スポットライト 世紀のスクープ (2015)

2016年4月15日公開 128分

スポットライト 世紀のスクープ
Photo by Kerry Hayes (C) 2015 SPOTLIGHT FILM, LLC

ライター4人の平均評価: ★★★★★ ★★★★★ 3.8

相馬 学

ストイックであるがゆえの滋味に酔う

相馬 学 評価: ★★★★★ ★★★★★

 マイケル・キートンの新聞記者役といえば『ザ・ペーパー』を連想するが、スピード感あふれる同作と比べると、こちらは圧倒的にリアリティ重視。視点は冷徹で、動物観察映像を想起させる。

 本作での“動物”は、もちろん記者たち。プロ意識の強い彼らの熱意は低温であぶり出されるかのよう。ドラマが進むほど世の不条理に対する怒りが煽られ、彼らに気持ちがシンクロする。技あり。

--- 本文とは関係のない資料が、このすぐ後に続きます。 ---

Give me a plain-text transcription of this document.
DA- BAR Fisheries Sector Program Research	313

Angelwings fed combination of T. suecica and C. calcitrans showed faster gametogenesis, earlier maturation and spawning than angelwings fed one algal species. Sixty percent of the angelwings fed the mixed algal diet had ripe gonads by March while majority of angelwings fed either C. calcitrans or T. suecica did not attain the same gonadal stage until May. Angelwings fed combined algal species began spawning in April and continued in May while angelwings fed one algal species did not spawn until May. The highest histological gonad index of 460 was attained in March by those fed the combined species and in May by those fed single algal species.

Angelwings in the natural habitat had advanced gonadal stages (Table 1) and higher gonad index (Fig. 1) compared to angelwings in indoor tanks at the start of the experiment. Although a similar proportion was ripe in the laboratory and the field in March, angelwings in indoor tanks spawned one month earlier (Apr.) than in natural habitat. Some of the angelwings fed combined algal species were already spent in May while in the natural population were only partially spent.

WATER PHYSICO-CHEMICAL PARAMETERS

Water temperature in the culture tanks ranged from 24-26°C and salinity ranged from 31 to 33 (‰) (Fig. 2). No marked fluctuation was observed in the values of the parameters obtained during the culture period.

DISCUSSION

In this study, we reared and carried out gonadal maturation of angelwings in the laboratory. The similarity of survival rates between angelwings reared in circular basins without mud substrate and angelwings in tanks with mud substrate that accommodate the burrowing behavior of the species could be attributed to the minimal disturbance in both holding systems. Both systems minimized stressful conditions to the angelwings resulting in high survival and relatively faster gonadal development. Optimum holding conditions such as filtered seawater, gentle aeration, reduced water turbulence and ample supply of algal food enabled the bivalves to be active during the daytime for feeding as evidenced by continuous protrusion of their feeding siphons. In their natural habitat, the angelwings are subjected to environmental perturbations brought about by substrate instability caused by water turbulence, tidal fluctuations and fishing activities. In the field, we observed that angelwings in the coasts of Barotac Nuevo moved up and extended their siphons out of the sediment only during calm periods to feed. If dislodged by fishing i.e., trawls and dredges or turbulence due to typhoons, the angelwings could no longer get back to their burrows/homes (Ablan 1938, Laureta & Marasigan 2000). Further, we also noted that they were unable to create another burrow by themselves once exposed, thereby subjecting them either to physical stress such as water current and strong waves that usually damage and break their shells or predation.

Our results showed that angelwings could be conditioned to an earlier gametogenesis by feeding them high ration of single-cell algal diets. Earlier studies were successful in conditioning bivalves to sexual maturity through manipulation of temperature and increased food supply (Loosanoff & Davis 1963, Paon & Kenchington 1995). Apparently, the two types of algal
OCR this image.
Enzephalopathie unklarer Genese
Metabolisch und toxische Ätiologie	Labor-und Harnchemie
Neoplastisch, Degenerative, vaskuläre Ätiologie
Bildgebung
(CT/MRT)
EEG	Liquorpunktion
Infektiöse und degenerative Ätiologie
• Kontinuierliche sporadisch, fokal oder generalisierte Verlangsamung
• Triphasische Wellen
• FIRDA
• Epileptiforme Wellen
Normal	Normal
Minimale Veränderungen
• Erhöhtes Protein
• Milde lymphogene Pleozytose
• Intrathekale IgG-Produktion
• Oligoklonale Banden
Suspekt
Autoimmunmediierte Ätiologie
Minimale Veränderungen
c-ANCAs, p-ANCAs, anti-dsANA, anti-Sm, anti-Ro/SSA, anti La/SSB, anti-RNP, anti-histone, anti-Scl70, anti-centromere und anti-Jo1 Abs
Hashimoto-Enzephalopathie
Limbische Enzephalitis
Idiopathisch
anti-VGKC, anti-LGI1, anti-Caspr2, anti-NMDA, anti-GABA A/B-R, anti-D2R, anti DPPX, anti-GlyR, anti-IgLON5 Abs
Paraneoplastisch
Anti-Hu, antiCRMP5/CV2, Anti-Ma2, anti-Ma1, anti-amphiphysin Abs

 抑制の中にも記者たちの感情が表われ、そこがまた妙味。アンサンブルキャストの中でも怒りをむき出すマーク・ラファロ、“教会に通えなくなった”とやるせなさを吐露するレイチェル・マクアダムスが、オスカー候補となったのは妙に納得。

この短評にはネタバレを含んでいます
くれい響

オスカー作ながら、『ザ・ペーパー』超えとは言えず。

くれい響 評価: ★★★★★ ★★★★★

間違いなく当たり役のリーヴ・シュレイバーら、記者チームを演じるキャストの演技は見事であり、いわゆる“お仕事映画”としてはよく出来ている。ただ、マイケル・キートンの記者ものといえば、『ザ・ペーパー』があるだけに、どうしても職人ロン・ハワードとは異なる、トム・マッカーシー監督の演出に首を傾けてしまう。リアリティ重視で、あえてドライな演出を選択したことは決して悪いわけではないが、それによりカトリック教会があまり身近でない世界で生きる人間には、ことの重大さが伝わりにくい結果に。また、その後の教会の反応やボストンの街の状況が描かれないことで、最後にガッツリとカタルシスを感じられないのもモノ足りない。

この短評にはネタバレを含んでいます
山縣みどり

調査報道の真髄を教えてくれる傑作

山縣みどり 評価: ★★★★★ ★★★★★

法王ベネディクト16世が生前退位を選んだ理由のひとつとされる神父による性的虐待事件。長らくタブー視されていた汚点を暴いた「ボストン・グローブ」紙の記者チームの粘り強い取材過程を丹念に追う正攻法の演出が心地いい。教会や法曹界をも巻き込んだ隠蔽の実態をジャーナリスト生命をかけて暴いた事実そのものがドラマティックなのだから、ゴテゴテと飾り付ける必要無しと判断した製作陣の英断に拍手! マーク・ラファロやマイケル・キートンら演技派がずらりと顔を揃えたキャスティングも渋く、通好み。夢のアンサンブルが実現している傑作なのだ。見れば、この映画がレオ祭のなかでアカデミー賞作品賞を受賞した理由がわかるはず。

この短評にはネタバレを含んでいます
平沢 薫

日々の地道な積み重ねがやがて大きなものを動かす

平沢 薫 評価: ★★★★★ ★★★★★

 チームのひとりひとりが、日々、足で歩いて手を動かして、小さな仕事を積み重ねていく。そうした日々が続いていく。すると、その堆積が、ついに大きなものを動かす力を発揮する時が到来する。ドラマは大きな起伏なく淡々と進むが、それは仕事というものが、そのように行われるものだからだ。
 そういう物語なので、中心人物は1人ではなく、事態に関わる人間のすべてが主人公な群像劇になっている。彼らが糾弾する対象も、個人ではなくシステムだ。
 キャスティングも物語に相応しく、あえて派手なスターは登場せず、マーク・ラファロ、マイケル・キートンら、確かな演技力を持つ実力派俳優たちが顔を揃えている。